À l’Aréna Champ-de-Mars,

« J’ai une playlist de morceaux de rap instrumental que j’écoute tous les jours de compétition depuis que je suis junior et elle s’appelle ‘Invincible’ », expliquait lundi soir Joan-Benjamin Gaba. On pensait à juste titre que le judoka de 23 ans, l’un des membres les moins connus d’une impressionnante équipe de France (cinq médailles sur six possibles lors de ces Jeux olympiques de Paris 2024), serait « Invincible » jusqu’au bout de ce tournoi des -73 kg.
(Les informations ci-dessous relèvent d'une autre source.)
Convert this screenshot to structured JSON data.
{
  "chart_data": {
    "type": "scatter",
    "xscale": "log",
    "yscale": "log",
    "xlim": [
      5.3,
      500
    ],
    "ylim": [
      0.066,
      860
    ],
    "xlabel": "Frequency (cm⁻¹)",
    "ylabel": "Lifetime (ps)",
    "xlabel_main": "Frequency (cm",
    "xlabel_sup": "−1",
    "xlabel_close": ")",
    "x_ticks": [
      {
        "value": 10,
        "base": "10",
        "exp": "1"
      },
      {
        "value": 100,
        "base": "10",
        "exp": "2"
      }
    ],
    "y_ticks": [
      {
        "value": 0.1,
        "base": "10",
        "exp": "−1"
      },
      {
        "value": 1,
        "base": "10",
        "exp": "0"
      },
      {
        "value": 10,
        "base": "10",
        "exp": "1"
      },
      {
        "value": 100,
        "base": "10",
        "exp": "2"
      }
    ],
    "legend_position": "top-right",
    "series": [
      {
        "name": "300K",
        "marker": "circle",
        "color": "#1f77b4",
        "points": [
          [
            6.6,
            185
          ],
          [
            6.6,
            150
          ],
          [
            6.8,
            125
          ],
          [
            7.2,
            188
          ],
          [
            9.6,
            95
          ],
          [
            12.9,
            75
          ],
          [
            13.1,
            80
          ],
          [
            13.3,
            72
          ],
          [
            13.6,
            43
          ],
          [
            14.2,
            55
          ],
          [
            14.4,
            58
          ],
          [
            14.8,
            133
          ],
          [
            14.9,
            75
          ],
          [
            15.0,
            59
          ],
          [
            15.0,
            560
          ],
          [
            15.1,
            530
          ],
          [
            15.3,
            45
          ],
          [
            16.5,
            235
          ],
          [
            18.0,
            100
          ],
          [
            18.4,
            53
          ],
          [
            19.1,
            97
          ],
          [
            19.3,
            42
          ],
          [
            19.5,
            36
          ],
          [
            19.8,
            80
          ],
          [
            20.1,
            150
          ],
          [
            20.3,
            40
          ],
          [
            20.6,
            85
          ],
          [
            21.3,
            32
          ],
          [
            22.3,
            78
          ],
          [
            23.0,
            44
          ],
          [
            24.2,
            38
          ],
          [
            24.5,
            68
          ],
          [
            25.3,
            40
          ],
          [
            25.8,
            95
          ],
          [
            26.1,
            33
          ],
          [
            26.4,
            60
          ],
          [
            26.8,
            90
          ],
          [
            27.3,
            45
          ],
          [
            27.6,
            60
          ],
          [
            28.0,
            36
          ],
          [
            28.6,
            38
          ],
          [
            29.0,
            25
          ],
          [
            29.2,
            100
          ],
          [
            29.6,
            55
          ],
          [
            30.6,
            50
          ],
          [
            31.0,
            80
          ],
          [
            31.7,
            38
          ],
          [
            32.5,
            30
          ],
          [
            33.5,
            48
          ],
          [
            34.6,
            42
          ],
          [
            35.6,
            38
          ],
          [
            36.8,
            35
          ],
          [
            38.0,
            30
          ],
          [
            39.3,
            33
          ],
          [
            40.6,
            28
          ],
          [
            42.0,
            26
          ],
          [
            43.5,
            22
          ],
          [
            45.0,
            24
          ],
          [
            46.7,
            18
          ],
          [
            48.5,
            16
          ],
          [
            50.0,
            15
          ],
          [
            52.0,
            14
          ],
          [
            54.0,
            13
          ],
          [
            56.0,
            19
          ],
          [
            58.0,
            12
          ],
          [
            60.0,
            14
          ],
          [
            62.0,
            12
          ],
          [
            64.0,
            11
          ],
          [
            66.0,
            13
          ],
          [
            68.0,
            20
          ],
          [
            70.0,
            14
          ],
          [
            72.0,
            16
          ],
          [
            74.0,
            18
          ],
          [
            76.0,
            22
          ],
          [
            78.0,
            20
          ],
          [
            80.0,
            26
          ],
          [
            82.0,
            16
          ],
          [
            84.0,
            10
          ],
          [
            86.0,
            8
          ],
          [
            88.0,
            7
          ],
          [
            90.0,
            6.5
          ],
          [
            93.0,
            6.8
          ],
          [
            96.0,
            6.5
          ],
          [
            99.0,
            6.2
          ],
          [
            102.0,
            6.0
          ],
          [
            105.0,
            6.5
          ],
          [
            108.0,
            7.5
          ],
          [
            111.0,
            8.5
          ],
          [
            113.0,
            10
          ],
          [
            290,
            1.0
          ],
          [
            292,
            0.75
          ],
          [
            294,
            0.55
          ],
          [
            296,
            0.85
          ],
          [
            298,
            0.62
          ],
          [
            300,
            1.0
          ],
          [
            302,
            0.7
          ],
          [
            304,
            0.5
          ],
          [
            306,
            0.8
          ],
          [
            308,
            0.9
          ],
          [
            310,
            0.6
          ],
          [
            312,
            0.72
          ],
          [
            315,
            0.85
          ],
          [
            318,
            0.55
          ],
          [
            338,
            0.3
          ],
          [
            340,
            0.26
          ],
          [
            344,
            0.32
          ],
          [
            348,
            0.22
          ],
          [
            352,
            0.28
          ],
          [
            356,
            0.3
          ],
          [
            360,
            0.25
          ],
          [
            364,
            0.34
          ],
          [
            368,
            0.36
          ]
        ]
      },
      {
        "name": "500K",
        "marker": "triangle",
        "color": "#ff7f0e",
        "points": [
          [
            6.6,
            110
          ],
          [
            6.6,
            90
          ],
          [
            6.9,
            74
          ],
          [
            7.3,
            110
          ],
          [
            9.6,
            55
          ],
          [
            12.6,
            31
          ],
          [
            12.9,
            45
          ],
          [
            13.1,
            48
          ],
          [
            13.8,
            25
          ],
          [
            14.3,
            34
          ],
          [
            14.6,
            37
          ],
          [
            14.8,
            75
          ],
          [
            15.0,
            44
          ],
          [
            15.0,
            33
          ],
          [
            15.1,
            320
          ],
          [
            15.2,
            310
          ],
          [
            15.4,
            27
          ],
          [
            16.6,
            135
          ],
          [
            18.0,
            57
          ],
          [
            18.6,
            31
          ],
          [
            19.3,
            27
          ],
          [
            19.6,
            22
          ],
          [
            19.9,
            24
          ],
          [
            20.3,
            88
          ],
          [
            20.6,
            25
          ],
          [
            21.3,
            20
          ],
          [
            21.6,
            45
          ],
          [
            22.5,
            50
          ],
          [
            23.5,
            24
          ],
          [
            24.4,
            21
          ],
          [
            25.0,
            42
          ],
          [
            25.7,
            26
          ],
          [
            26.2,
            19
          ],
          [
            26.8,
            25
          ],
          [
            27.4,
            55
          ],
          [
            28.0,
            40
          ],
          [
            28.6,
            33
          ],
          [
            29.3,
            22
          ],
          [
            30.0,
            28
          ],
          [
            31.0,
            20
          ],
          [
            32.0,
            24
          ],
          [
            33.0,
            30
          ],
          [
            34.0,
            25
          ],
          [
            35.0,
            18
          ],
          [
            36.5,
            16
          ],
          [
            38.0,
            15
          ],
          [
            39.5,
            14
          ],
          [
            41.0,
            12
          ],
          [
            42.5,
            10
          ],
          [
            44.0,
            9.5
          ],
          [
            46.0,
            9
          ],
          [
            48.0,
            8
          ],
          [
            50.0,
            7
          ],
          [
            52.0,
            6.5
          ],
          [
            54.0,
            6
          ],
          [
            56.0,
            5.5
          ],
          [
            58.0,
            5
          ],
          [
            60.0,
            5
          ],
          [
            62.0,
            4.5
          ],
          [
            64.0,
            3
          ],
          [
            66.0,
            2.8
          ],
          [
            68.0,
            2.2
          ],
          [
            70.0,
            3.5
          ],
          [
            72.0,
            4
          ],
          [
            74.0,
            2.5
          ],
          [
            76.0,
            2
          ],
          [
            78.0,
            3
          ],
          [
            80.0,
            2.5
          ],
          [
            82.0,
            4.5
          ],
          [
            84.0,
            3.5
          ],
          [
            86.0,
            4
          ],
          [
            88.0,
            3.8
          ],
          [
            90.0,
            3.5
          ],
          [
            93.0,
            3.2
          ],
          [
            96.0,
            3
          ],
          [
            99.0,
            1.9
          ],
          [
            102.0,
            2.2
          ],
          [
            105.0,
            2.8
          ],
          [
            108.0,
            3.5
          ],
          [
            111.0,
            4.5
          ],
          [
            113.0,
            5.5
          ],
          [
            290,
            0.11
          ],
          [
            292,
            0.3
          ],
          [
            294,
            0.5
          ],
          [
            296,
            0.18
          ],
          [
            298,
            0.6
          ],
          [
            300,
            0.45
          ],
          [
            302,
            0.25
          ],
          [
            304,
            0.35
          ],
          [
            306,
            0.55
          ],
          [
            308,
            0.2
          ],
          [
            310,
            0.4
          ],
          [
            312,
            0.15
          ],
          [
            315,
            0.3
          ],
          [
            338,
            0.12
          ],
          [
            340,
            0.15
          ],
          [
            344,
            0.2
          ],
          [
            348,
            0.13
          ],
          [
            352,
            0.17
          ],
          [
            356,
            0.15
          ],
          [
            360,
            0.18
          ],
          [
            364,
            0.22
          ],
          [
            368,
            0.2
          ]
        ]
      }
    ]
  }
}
Bien qu’il ait remporté une médaille de bronze aux Championnats d’Europe en avril, les doutes continuaient d’entourer sa sélection pour les Jeux. Et pour cause, il n’est que 35e au classement mondial dans sa catégorie. « À part mes entraîneurs et ma famille, personne ne croyait en moi, je le sais », confie-t-il en souriant.

C’est l’un des moteurs de sa fantastique journée, ponctuée par sa première médaille olympique, l’argent, devancé seulement par le numéro un mondial et champion du monde, l’Azerbaïdjanais Hidayet Heydarov. « En mission », Joan-Benjamin Gaba s’est montré à la hauteur dans une bataille ahurissante de 9’24 » en finale. « C’était une vraie finale olympique pour les bons hommes », a résumé son entraîneur chez les Bleus, Guillaume Fort. « Ce truc restera dans l’histoire ». A tel point que 20 minutes décrypte les nombreux rebondissements de ce choc des titans, le premier combat jamais entre eux, ce que personne n’avait imaginé.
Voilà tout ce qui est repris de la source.